Era la una de la mañana. Faber echó una última mirada a la habitación. No le importaba dejar indicios. Sus huellas dactilares, naturalmente, estaban diseminadas por toda la casa, y sin duda a nadie le cabría la menor duda acerca de la identidad del asesino. Tampoco le producía pesar alguno dejar la casa que había constituido su morada durante dos años; nunca había pensado en ella como un hogar.
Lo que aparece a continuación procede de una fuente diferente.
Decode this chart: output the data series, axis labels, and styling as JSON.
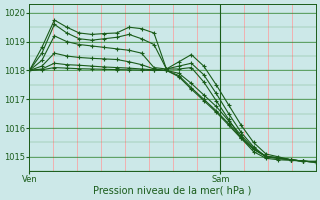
{
  "xlabel": "Pression niveau de la mer( hPa )",
  "ylim": [
    1014.5,
    1020.3
  ],
  "xlim": [
    0,
    36
  ],
  "yticks": [
    1015,
    1016,
    1017,
    1018,
    1019,
    1020
  ],
  "xtick_positions": [
    0,
    24
  ],
  "xtick_labels": [
    "Ven",
    "Sam"
  ],
  "vline_x": 24,
  "bg_color": "#cce8e8",
  "grid_color_h": "#3a8a3a",
  "grid_color_v": "#ff9999",
  "line_color": "#1a5c1a",
  "marker": "+",
  "series": [
    [
      1018.0,
      1018.8,
      1019.75,
      1019.5,
      1019.3,
      1019.25,
      1019.28,
      1019.3,
      1019.5,
      1019.45,
      1019.3,
      1018.05,
      1018.3,
      1018.55,
      1018.15,
      1017.5,
      1016.8,
      1016.1,
      1015.5,
      1015.1,
      1015.0,
      1014.9,
      1014.85,
      1014.85
    ],
    [
      1018.0,
      1018.6,
      1019.6,
      1019.3,
      1019.1,
      1019.05,
      1019.1,
      1019.15,
      1019.25,
      1019.1,
      1018.9,
      1018.05,
      1018.15,
      1018.25,
      1017.85,
      1017.2,
      1016.5,
      1015.85,
      1015.35,
      1015.0,
      1014.95,
      1014.9,
      1014.85,
      1014.82
    ],
    [
      1018.0,
      1018.35,
      1019.2,
      1019.0,
      1018.9,
      1018.85,
      1018.8,
      1018.75,
      1018.7,
      1018.6,
      1018.1,
      1018.05,
      1018.05,
      1018.1,
      1017.6,
      1016.95,
      1016.3,
      1015.65,
      1015.18,
      1014.95,
      1014.9,
      1014.88,
      1014.85,
      1014.82
    ],
    [
      1018.0,
      1018.15,
      1018.6,
      1018.5,
      1018.45,
      1018.42,
      1018.4,
      1018.38,
      1018.3,
      1018.2,
      1018.05,
      1018.0,
      1017.9,
      1017.55,
      1017.15,
      1016.75,
      1016.25,
      1015.75,
      1015.3,
      1015.02,
      1014.97,
      1014.9,
      1014.85,
      1014.82
    ],
    [
      1018.0,
      1018.05,
      1018.25,
      1018.2,
      1018.18,
      1018.15,
      1018.12,
      1018.1,
      1018.08,
      1018.05,
      1018.02,
      1018.0,
      1017.82,
      1017.4,
      1017.0,
      1016.6,
      1016.15,
      1015.68,
      1015.28,
      1015.02,
      1014.96,
      1014.9,
      1014.85,
      1014.82
    ],
    [
      1018.0,
      1018.02,
      1018.1,
      1018.08,
      1018.06,
      1018.05,
      1018.04,
      1018.03,
      1018.02,
      1018.01,
      1018.0,
      1018.0,
      1017.78,
      1017.35,
      1016.95,
      1016.55,
      1016.1,
      1015.64,
      1015.26,
      1015.0,
      1014.95,
      1014.9,
      1014.85,
      1014.82
    ]
  ]
}
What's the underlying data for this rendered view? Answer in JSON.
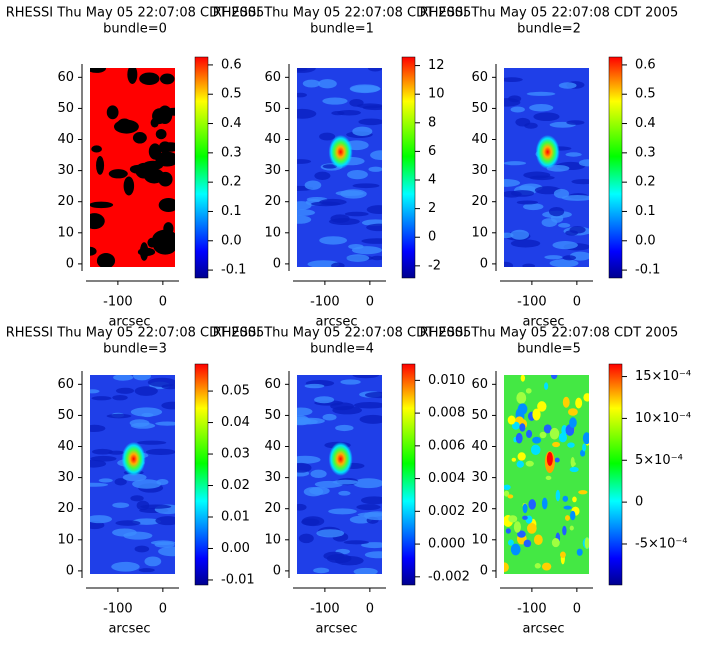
{
  "chart_data": [
    {
      "type": "heatmap",
      "title": "RHESSI Thu May 05 22:07:08 CDT 2005",
      "subtitle": "bundle=0",
      "xlabel": "arcsec",
      "colormap": "jet",
      "xlim": [
        -162,
        27
      ],
      "xticks": [
        -100,
        0
      ],
      "ylim": [
        -1,
        63
      ],
      "yticks": [
        0,
        10,
        20,
        30,
        40,
        50,
        60
      ],
      "zlim": [
        -0.127,
        0.627
      ],
      "zticks": [
        {
          "value": -0.1,
          "label": "-0.1"
        },
        {
          "value": 0,
          "label": "0.0"
        },
        0.1,
        0.2,
        0.3,
        0.4,
        0.5,
        0.6
      ]
    },
    {
      "type": "heatmap",
      "title": "RHESSI Thu May 05 22:07:08 CDT 2005",
      "subtitle": "bundle=1",
      "xlabel": "arcsec",
      "colormap": "jet",
      "xlim": [
        -162,
        27
      ],
      "xticks": [
        -100,
        0
      ],
      "ylim": [
        -1,
        63
      ],
      "yticks": [
        0,
        10,
        20,
        30,
        40,
        50,
        60
      ],
      "zlim": [
        -2.85,
        12.6
      ],
      "zticks": [
        -2,
        0,
        2,
        4,
        6,
        8,
        10,
        12
      ]
    },
    {
      "type": "heatmap",
      "title": "RHESSI Thu May 05 22:07:08 CDT 2005",
      "subtitle": "bundle=2",
      "xlabel": "arcsec",
      "colormap": "jet",
      "xlim": [
        -162,
        27
      ],
      "xticks": [
        -100,
        0
      ],
      "ylim": [
        -1,
        63
      ],
      "yticks": [
        0,
        10,
        20,
        30,
        40,
        50,
        60
      ],
      "zlim": [
        -0.127,
        0.627
      ],
      "zticks": [
        {
          "value": -0.1,
          "label": "-0.1"
        },
        {
          "value": 0,
          "label": "0.0"
        },
        0.1,
        0.2,
        0.3,
        0.4,
        0.5,
        0.6
      ]
    },
    {
      "type": "heatmap",
      "title": "RHESSI Thu May 05 22:07:08 CDT 2005",
      "subtitle": "bundle=3",
      "xlabel": "arcsec",
      "colormap": "jet",
      "xlim": [
        -162,
        27
      ],
      "xticks": [
        -100,
        0
      ],
      "ylim": [
        -1,
        63
      ],
      "yticks": [
        0,
        10,
        20,
        30,
        40,
        50,
        60
      ],
      "zlim": [
        -0.0116,
        0.0586
      ],
      "zticks": [
        -0.01,
        {
          "value": 0,
          "label": "0.00"
        },
        0.01,
        0.02,
        0.03,
        0.04,
        0.05
      ]
    },
    {
      "type": "heatmap",
      "title": "RHESSI Thu May 05 22:07:08 CDT 2005",
      "subtitle": "bundle=4",
      "xlabel": "arcsec",
      "colormap": "jet",
      "xlim": [
        -162,
        27
      ],
      "xticks": [
        -100,
        0
      ],
      "ylim": [
        -1,
        63
      ],
      "yticks": [
        0,
        10,
        20,
        30,
        40,
        50,
        60
      ],
      "zlim": [
        -0.0025,
        0.011
      ],
      "zticks": [
        -0.002,
        {
          "value": 0,
          "label": "0.000"
        },
        0.002,
        0.004,
        0.006,
        0.008,
        {
          "value": 0.01,
          "label": "0.010"
        }
      ]
    },
    {
      "type": "heatmap",
      "title": "RHESSI Thu May 05 22:07:08 CDT 2005",
      "subtitle": "bundle=5",
      "xlabel": "arcsec",
      "colormap": "jet",
      "xlim": [
        -162,
        27
      ],
      "xticks": [
        -100,
        0
      ],
      "ylim": [
        -1,
        63
      ],
      "yticks": [
        0,
        10,
        20,
        30,
        40,
        50,
        60
      ],
      "zlim": [
        -0.00099,
        0.00165
      ],
      "zticks": [
        {
          "value": -0.0005,
          "label": "-5×10⁻⁴"
        },
        0,
        {
          "value": 0.0005,
          "label": "5×10⁻⁴"
        },
        {
          "value": 0.001,
          "label": "10×10⁻⁴"
        },
        {
          "value": 0.0015,
          "label": "15×10⁻⁴"
        }
      ]
    }
  ]
}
Nunca había pensado en ningún sitio como un hogar.

Siempre pensaría en aquella casa como el lugar donde aprendió a ponerle cerrojo a las puertas.

Apagó la luz, cogió sus maletas y bajó las escaleras para salir al encuentro de la noche.

2

Enrique II fue un rey notable. En una época en que aún no se había acuñado la expresión «una rápida visita», él iba de Inglaterra a Francia con tal rapidez que se le atribuían poderes mágicos; un rumor que, como es comprensible, no hizo nada por negar. En 1173 —en junio o setiembre, según las diversas fuentes de información secundaria que se escojan— llegó a Inglaterra e inmediatamente volvió a partir hacia Francia con tal celeridad que ningún escritor contemporáneo pudo registrar su viaje. Historiadores más tardíos descubrieron constancia de sus gastos en el «Pipe Rolls». Por aquel entonces su reino sufría los ataques de sus hijos en los extremos Norte y Sur; en la frontera con Escocia y en el sur de Francia. Pero, ¿cuál era exactamente el propósito de su visita? ¿A quién vio? ¿Por qué era secreto, cuando el mito de su velocidad mágica equivalía a un ejército? ¿Qué llegó a hacer?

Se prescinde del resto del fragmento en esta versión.